В корпусе герцога Йоркского, воевавшем во Фландрии, было яблоку негде упасть. Лорды и их дети не упустили возможность попасть на настоящую войну, всего лишь переплыв Канал. Некоторые из них, начитавшиеся поэм Оссиана и жаждавшие славы и приключений, добирались до аванпостов, где, если не погибали в первом же бою, вылезая под пули из мальчишеской бравады, заслуживали награду, продвижение по службе и насмешки солдат и боевых офицеров. Но большая часть осела в Антверпене и Брюсселе, объявив беспощадную войну местному пиву, окорокам и спарже, добившись тех же результатов – чинов, наград и солдатского остроумия в свой адрес. Именно о них высказался один ганноверский генерал, доложив в конце кампании герцогу Йоркскому: «Ваши офицеры, их кареты и обоз в безопасности, но солдаты погибли». Тогда же сочинили знаменитый стишок:
У доброго герцога Йорка
было десять тысяч штыков,
он взошел с этой ратью на горку,
а спустился вниз без полков.
Однако было еще одно место, где наши отважные войска сражались с мятежными французами. Точнее, болтались по воле волн, сверху вниз и слева направо, на кораблях флота вице-адмирала Худа, патрулировавшего побережье Средиземного моря от Испании до Генуи. Более того – половину сил Худа составляли испанские корабли. Французы объявили войну Испании, как и Англии, незадолго перед тем, как был казнен Людовик XVI, но это не сделало испанцев ни на йоту более расположенными к англичанам, в каждом из которых они видели пирата, грабителя и еретика. Поэтому Худу и его армейскому помощнику, лейтенанту-генералу О’Харе, понадобился не просто офицер, умеющий хорошо изъясняться по-испански, но человек, которого высокомерные и чопорные испанские командиры-аристократы сочли бы ровней себе. Моего двоюродного деда Ангуса после тридцати лет службы испанскому королю звали дон Аугусто Макарис и Каббалерия, граф де Гарофа, а его потомки, мои кузены, владели обширными поместьями в Каталонии, где я в юном возрасте провел несколько лет, избавляясь от чахотки. Посему я вырос в чине и стал офицером для поручений при О’Харе, а заодно и сменил мундир с красного британского на белый испанский, превратившись в teniente Estado Mayor (2) дона Алехандро Макариса.

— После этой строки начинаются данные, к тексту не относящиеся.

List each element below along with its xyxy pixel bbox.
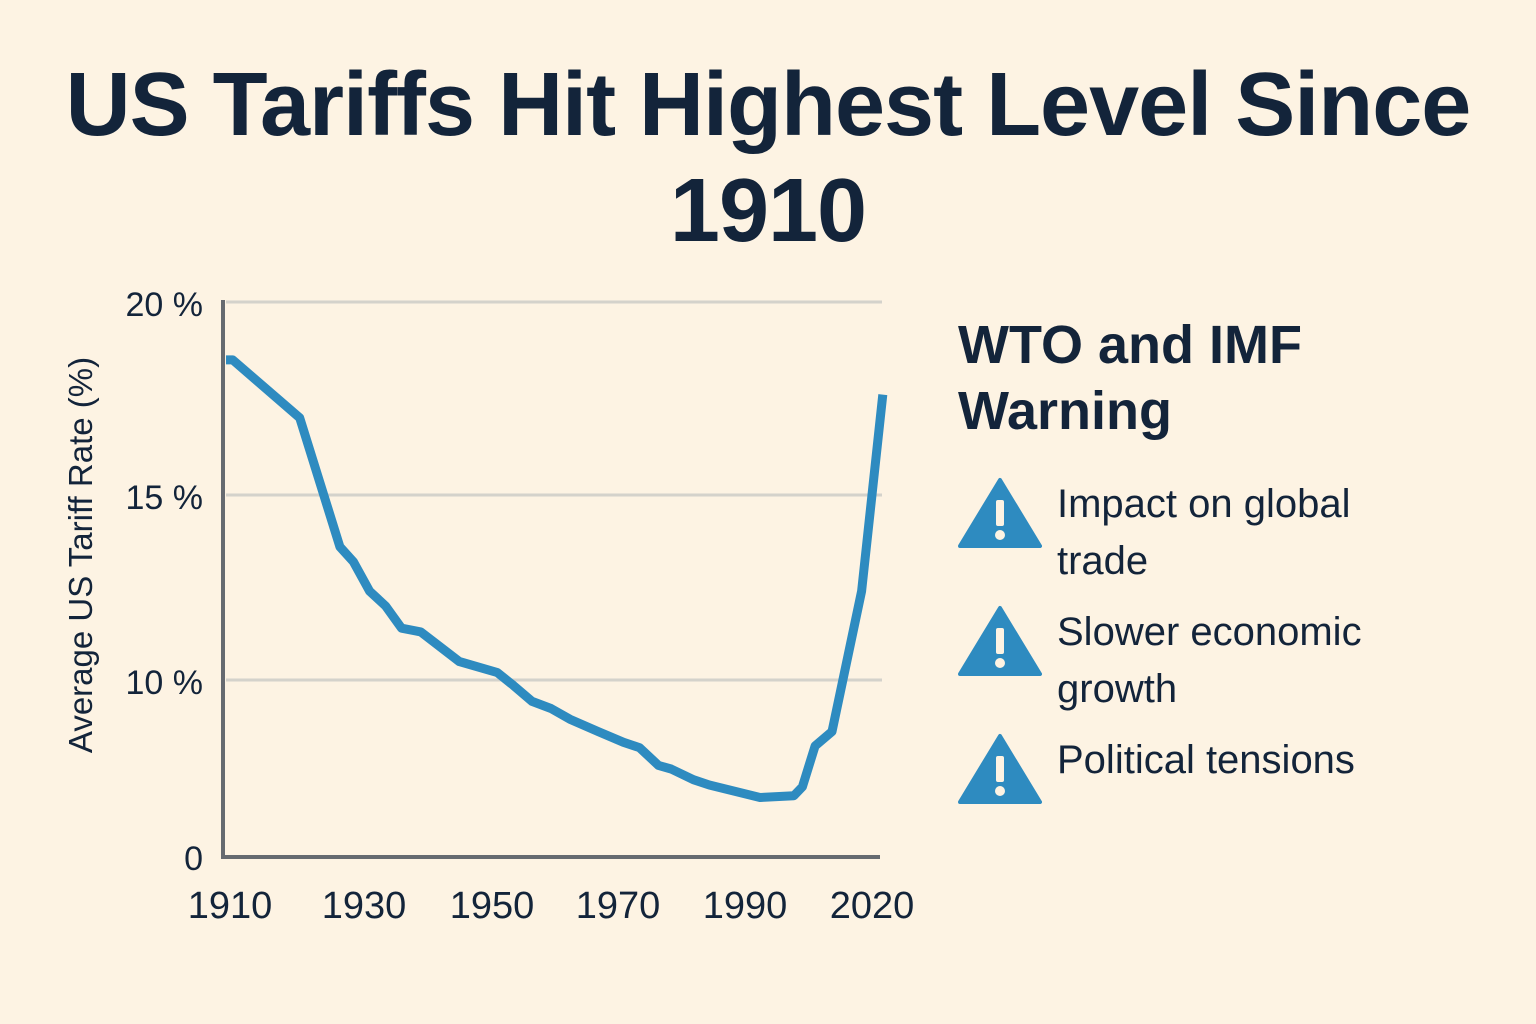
y-tick-label: 10 %: [126, 664, 204, 702]
x-tick-label: 1990: [703, 885, 788, 927]
x-tick-label: 1910: [188, 885, 273, 927]
x-tick-label: 1930: [322, 885, 407, 927]
y-axis-label: Average US Tariff Rate (%): [62, 357, 99, 753]
gridlines: [226, 300, 882, 682]
warning-text: Political tensions: [1057, 738, 1355, 782]
warning-item: Impact on global trade: [958, 476, 1417, 590]
x-tick-label: 2020: [830, 885, 915, 927]
warning-panel-heading: WTO and IMF Warning: [958, 315, 1302, 441]
warning-triangle-icon: [958, 606, 1042, 676]
x-tick-label: 1970: [576, 885, 661, 927]
chart-title: US Tariffs Hit Highest Level Since 1910: [65, 55, 1472, 261]
x-tick-labels: 1910 1930 1950 1970 1990 2020: [188, 885, 915, 927]
warning-triangle-icon: [958, 734, 1042, 804]
series-layer: [225, 355, 888, 802]
warning-triangle-icon: [958, 478, 1042, 548]
y-tick-label: 0: [184, 840, 203, 878]
warning-item: Political tensions: [958, 732, 1417, 806]
y-tick-labels: 0 10 % 15 % 20 %: [126, 286, 204, 878]
x-tick-label: 1950: [450, 885, 535, 927]
warning-text: Impact on global trade: [1057, 482, 1351, 583]
warning-text: Slower economic growth: [1057, 610, 1362, 711]
series-line: [226, 355, 888, 802]
y-tick-label: 15 %: [126, 479, 204, 517]
y-tick-label: 20 %: [126, 286, 204, 324]
warning-item: Slower economic growth: [958, 604, 1417, 718]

Мой переход в испанскую службу был исполнением распоряжения военного секретаря Генри Дандаса, занимавшегося делами экспедиции адмирала Худа. Он рассудил, что испанские командиры проникнутся ко мне в этом случае еще большим доверием. И еще одно дело доверил мне Дандас: я должен был побывать в Генуе и встретиться там с главой тайной службы французских emigree (3) мсьё Антрегю, чтобы получить у него необходимую Худу и О’Харе информацию. Проживавший в Швейцарии под видом испанского посланника, этот человек стал, согласно еще одной поговорке деда Иена, «широко известен в узких кругах». Поговаривали, что одним из его агентов был сам Лазар Карно, знаменитый военный министр и член Комитета общественного спасения; справедливости ради следует заметить, что сильнее всех поговаривал об этом сам Антрегю. Мое свидание с ним в Генуе, куда он специально приехал под видом итальянского торговца, было куда менее интересным, чем в ставших популярными в последнее время романах. В столовой зале средней руки гостиницы Антрегю, с аппетитом поедавший яичницу с ветчиной и копченую рыбу, рассказал мне о своем агенте, коего называл «капитан Булар». Тот занимал должность во французской армии, позволявшую разъезжать вдоль побережья, которое патрулировал флот Худа. Я должен был связаться с ним через доверенных лиц в Тулоне и получать от него сведения, интересующие моих командиров.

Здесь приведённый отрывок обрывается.